De son côté, le groupe Air France KLM, dont le nombre de passagers a baissé de 0,5 % en février du fait de l’annulation de tous les vols de, et vers la Chine, et de l’impact initial du COVID 19 en Asie, annonce également réduire la voilure. « Les prochains mois seront plus fortement impactés du fait de l’expansion du COVID 19 dans d’autres régions du monde » soulignait, mardi 10 mars, le groupe dans un communiqué, annonçant dans la foulée qu’en mars, Air France prévoyait, à ce jour, l’annulation de 3600 vols.
Les agences de voyage et tours opérateurs en crise
Dans le même temps, les agences de voyages et les tours opérateurs tirent la sonnette d’alarme, évoquant des baisses d’activités historiques. Les tours opérateurs constatent une réduction de l’activité en février de près de 25 %, soulignant une diminution accrue sur la dernière semaine de moins 60 %. Une chute de l'activité qui s'accompagne également d'un risque majeur d’annulations et de reports des commandes enregistrées.

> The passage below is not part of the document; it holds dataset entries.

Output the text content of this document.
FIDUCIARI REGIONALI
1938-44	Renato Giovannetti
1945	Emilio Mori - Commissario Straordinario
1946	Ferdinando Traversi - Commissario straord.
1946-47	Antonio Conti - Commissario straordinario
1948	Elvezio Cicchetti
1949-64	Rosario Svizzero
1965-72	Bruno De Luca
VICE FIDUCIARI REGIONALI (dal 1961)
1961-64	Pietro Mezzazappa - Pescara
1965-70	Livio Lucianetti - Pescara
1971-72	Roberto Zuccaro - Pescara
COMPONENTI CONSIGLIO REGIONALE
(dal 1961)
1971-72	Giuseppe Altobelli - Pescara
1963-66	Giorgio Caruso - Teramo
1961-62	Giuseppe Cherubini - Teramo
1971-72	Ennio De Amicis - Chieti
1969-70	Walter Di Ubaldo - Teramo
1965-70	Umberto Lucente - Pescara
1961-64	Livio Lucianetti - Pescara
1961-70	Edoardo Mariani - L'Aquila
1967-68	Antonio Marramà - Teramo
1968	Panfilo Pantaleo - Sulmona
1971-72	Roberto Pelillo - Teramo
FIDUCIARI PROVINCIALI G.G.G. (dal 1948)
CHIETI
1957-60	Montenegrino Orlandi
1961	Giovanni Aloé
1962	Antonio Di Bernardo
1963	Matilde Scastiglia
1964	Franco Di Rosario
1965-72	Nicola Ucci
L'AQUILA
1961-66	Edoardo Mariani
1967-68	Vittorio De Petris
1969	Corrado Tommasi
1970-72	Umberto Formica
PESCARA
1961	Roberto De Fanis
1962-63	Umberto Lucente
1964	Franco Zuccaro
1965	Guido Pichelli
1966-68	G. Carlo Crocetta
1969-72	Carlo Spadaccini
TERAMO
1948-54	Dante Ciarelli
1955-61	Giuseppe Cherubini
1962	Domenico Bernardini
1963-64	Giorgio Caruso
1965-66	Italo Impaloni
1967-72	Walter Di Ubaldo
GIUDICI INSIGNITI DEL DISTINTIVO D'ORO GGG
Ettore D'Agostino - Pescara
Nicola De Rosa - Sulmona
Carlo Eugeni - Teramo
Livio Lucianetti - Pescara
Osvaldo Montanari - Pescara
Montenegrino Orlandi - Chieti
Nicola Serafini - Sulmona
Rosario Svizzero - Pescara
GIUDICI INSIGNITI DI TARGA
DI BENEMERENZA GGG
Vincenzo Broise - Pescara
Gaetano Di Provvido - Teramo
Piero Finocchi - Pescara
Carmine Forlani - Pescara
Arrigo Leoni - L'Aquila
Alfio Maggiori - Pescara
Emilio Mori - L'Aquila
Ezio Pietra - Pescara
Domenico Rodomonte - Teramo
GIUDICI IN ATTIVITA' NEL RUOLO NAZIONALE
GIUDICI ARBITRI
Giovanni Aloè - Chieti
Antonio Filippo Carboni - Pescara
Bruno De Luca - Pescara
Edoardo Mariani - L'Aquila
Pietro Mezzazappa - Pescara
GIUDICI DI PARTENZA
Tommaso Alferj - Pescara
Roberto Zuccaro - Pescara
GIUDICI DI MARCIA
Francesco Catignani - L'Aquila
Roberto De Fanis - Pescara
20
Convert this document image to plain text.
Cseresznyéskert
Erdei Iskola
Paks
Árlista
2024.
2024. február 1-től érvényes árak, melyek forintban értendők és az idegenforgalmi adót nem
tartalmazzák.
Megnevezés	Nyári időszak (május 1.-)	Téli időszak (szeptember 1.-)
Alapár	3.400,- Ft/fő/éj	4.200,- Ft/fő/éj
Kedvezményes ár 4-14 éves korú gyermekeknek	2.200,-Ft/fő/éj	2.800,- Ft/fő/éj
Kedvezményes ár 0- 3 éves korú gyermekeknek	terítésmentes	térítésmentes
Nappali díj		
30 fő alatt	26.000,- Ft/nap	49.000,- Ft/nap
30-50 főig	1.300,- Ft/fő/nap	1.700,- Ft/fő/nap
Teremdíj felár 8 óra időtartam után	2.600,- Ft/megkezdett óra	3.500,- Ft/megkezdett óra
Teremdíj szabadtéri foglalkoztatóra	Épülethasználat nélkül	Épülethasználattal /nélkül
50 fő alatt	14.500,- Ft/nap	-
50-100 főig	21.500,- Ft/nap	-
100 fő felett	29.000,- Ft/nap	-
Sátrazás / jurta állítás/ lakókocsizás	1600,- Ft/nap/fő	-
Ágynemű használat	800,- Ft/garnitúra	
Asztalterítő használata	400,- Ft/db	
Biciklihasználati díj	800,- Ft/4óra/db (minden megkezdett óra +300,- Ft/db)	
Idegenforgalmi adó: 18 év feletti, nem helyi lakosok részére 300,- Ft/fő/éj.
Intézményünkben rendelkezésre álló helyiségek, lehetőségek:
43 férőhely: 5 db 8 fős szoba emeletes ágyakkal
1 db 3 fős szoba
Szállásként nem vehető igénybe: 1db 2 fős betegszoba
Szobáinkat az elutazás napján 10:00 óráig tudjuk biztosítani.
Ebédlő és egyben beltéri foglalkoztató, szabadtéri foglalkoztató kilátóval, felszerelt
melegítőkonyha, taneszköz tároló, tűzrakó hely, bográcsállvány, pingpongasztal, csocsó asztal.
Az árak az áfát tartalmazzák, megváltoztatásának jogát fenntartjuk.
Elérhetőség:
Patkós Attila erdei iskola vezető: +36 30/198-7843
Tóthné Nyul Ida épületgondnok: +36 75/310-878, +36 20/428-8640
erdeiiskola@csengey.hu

« Si certains clients maintiennent leurs séjours, la moitié panique et annule », confirme, de son côté, Guillaume Rostand. Une situation qui inquiète, faisant resurgir de mauvais souvenir. « La faillite de Thomas Cook, ce n’est pas si loin » note Didier Arino. Si la situation actuelle devait se prolonger, plusieurs centaines de TPE, de PME et même de grands groupes pourraient être amenés à disparaître, soulignaient quant à elles Les entreprises du voyage et le Syndicat des entreprises de Tour operating (SETO) dans un récent communiqué.
Des réservations à l’arrêt à moyen terme et un repli local pour cet été
Dans ce contexte de globalisation de l’épidémie, les réservations sont au point mort et les voyageurs adoptent un comportement attentiste. « Les Français freinent tous leurs séjours prévus jusqu’à l’été » explique Guillaume Rostand. Les réservations ont déjà chuté de 30 % mais nous ne sommes pas à l’abri d’une baisse de 50 à 70 %.
Quid des comportements des Français pour l’été ? S'ils restent majoritairement dans l’Hexagone pendant les congés estivaux, un repli local pourrait être attendu et les circuits courts privilégiés. « Selon l’évolution de l’épidémie, le tourisme européen pourrait toutefois se maintenir car ce sont des vacances que l’on peut réserver au dernier moment » poursuit Guillaume Rostand. « Pour l’instant, les Français continuent de faire des recherches de voyages pour l’été, mais ils ne réservent pas ». Le marché est fébrile et les semaines à venir seront donc cruciales pour l’activité touristique. Un secteur qui emploie 10 % de la population mondiale.